Recent advisory changes
The official advisory guidance last updated its travel advice on 10 December 2025. The wording is unchanged in substance: all travel warned against for the whole country, all but essential travel warned against for Bangui and its airport. There is no international Embassy in the country. Consular help is run remotely from the international Embassy in Kinshasa in the Democratic Republic of Congo, and that support is limited. The official advisory guidance reissued its advisory on 15 January 2026 at Level 4, Do Not Travel. The risk codes attached are unrest, crime, kidnapping, landmines, health and terrorism. Family members of US government staff are not allowed to live in the country, and US officials face strict movement rules. The official advisory guidance also warns that its ability to help travellers in an emergency is very limited.

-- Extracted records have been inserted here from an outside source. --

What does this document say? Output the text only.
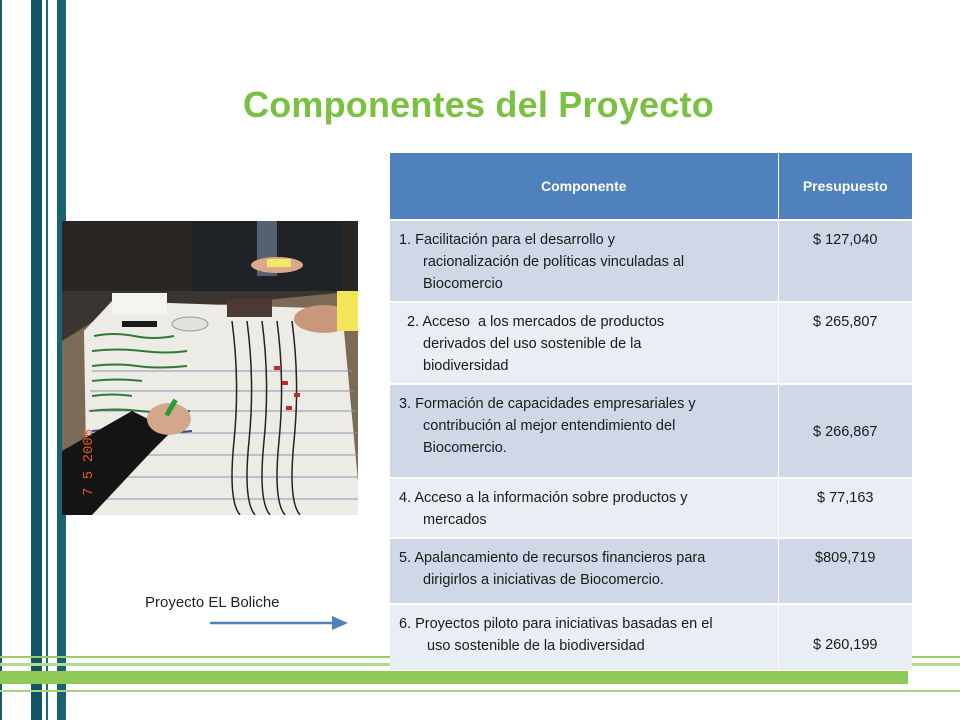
Componentes del Proyecto
7 5 2006
Proyecto EL Boliche
Componente	Presupuesto

1. Facilitación para el desarrollo y
racionalización de políticas vinculadas al
Biocomercio	$ 127,040

2. Acceso  a los mercados de productos
derivados del uso sostenible de la
biodiversidad	$ 265,807

3. Formación de capacidades empresariales y
contribución al mejor entendimiento del
Biocomercio.	$ 266,867

4. Acceso a la información sobre productos y
mercados	$ 77,163

5. Apalancamiento de recursos financieros para
dirigirlos a iniciativas de Biocomercio.	$809,719

6. Proyectos piloto para iniciativas basadas en el
uso sostenible de la biodiversidad	$ 260,199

What travellers should know
Travel insurance is the first practical issue. Most standard UK policies will not cover trips taken against official advisory guidance advice, which means medical evacuation from Bangui could fall on the traveller directly. A specialist policy that explicitly covers high-risk destinations is needed before departure, and the medical evacuation cover should be checked line by line. Health infrastructure is thin. Serious cases usually need evacuation to Nairobi or Europe. Yellow fever vaccination is required for entry, and malaria is present year-round. Cash in CFA francs is essential because card payments are rare outside a handful of hotels in Bangui. Mobile coverage is patchy, and power cuts are routine. Anyone who still needs to travel for work with an aid agency. A mission or a media outlet should register with their embassy where possible, share a daily check-in plan. And avoid road movement between towns. Air links in and out of Bangui are limited and can be suspended without warning. So flexible tickets and a backup exit route are worth arranging in advance.